Food

Aug. 27th, 2004 10:51 pm
mrissa: (Default)
[personal profile] mrissa

So hungry tonight. I had wild mushroom lasagna and carrots at dinner, and just now I've added a pluot and some cheese. (Mmmmm. Cheeeeeeese.) So much food. Every once in awhile I get ravenous, ready to eat not a horse but an entire stables compared to my usual amount. It's, as far as I can tell, entirely hormonal. (You other female types have this?) That doesn't seem to make it less real.

The problem is that I hate the feeling of having eaten too much. Hate. Hatehatehate. Would rather be -- not in unlimited amounts of pain, surely, but in minor pain, yes. I would rather have a headache than a too-full stomach, but not a migraine, to place it on that scale. ([livejournal.com profile] timprov thinks this is possibly abnormal. I think it's more likely unusual.) The other problem is that I'm hypoglycemic, tend to pass out when insufficiently fueled. So the edge between the two is thinner than perhaps it ought to be.

It leads to nights like last night, when I woke up at 2 a.m. too hungry to sleep and too tired to get up and eat. That was not so good. Shaky by the time I got up at 6. Hence the pluot and the cheese. Fingers crossed.

I made peanut butter fudge tonight, and the cake but not yet the frosting. I'll do that in the morning. And the rhubarb custard. And the rosemary buns. And maybe some gingerbread or banana bread or something for mornings at WorldCon, if I get really ambitious. And then the rest of the grocery shopping (the Byerly's and wine/beer run to go with today's Cub run), and those bits of the cooking that are up to me. Which is not as many of them as first planned, since T. looked at my mental state and said a great big "NO" to putting me in charge of more stuff.

Here's what I like about baking: I feel competent at it. It's concrete. If I do it right, it always comes out the same way. People's reaction to it is almost always straightforward. I don't always have to concentrate on it. Once I've done the first bit, there's nothing to do but wait and read my book and go on with my life.

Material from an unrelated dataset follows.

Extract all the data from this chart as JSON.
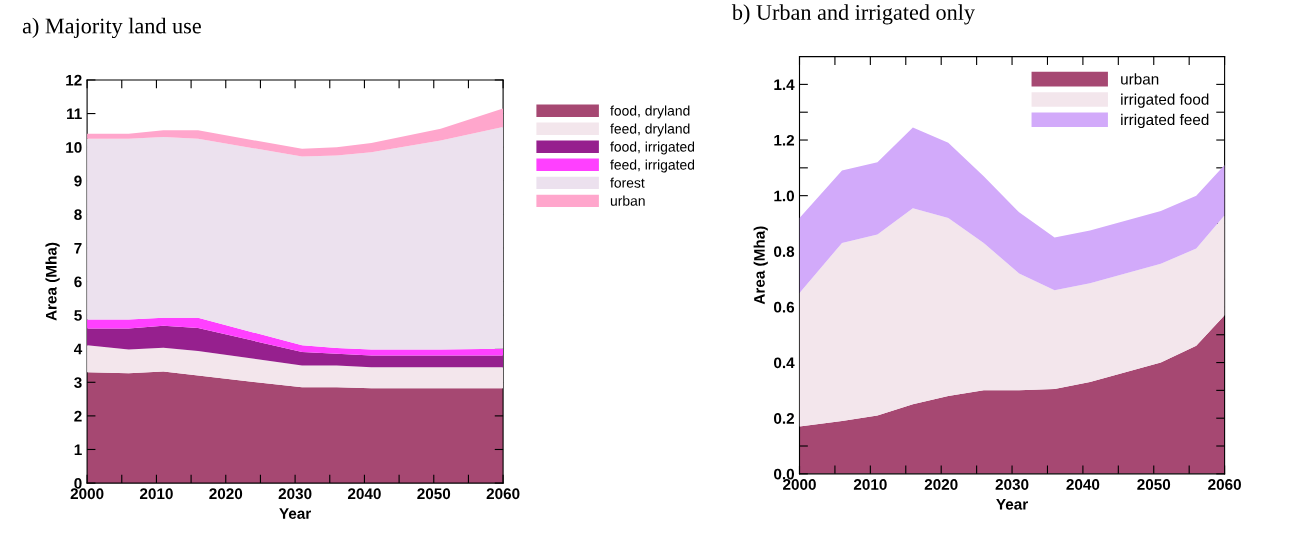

Here's what I like about writing: I'm always running into ways I don't really know what I'm doing (but could maybe learn). It's abstract. If I do it right, it never comes out the same way twice. People's reaction to it is complicated. I always have to concentrate on it. Once I've done the first bit, there may be nothing to do but wait and read my book and go on with my life, but there's almost always a next bit and a next.

I don't think I would like baking so much if I didn't have writing in my life. On the other hand, I don't think I'd get by writing if I didn't have something like baking I could just do every once in awhile as an anchor. It's not the same as cat-vacuuming (no, really, it's not!). It's grounding. Very different. Sort of.

Date: 2004-08-28 11:59 am (UTC)
pameladean: (Default)
From: [personal profile] pameladean
It's perfectly real. Many women's basal metabolic rate goes up sometime just before their period. We burn more calories suddenly. I discovered this fact in, of all the icky places, a diet book for women that gushed and squeeed about how lucky this circumstanvce was because you could eat just the same amount and burn more calories! Morons. (I verified the assertion in a more scientific place, but I don't actually know whether science has since moved on to some other notion about the matter.)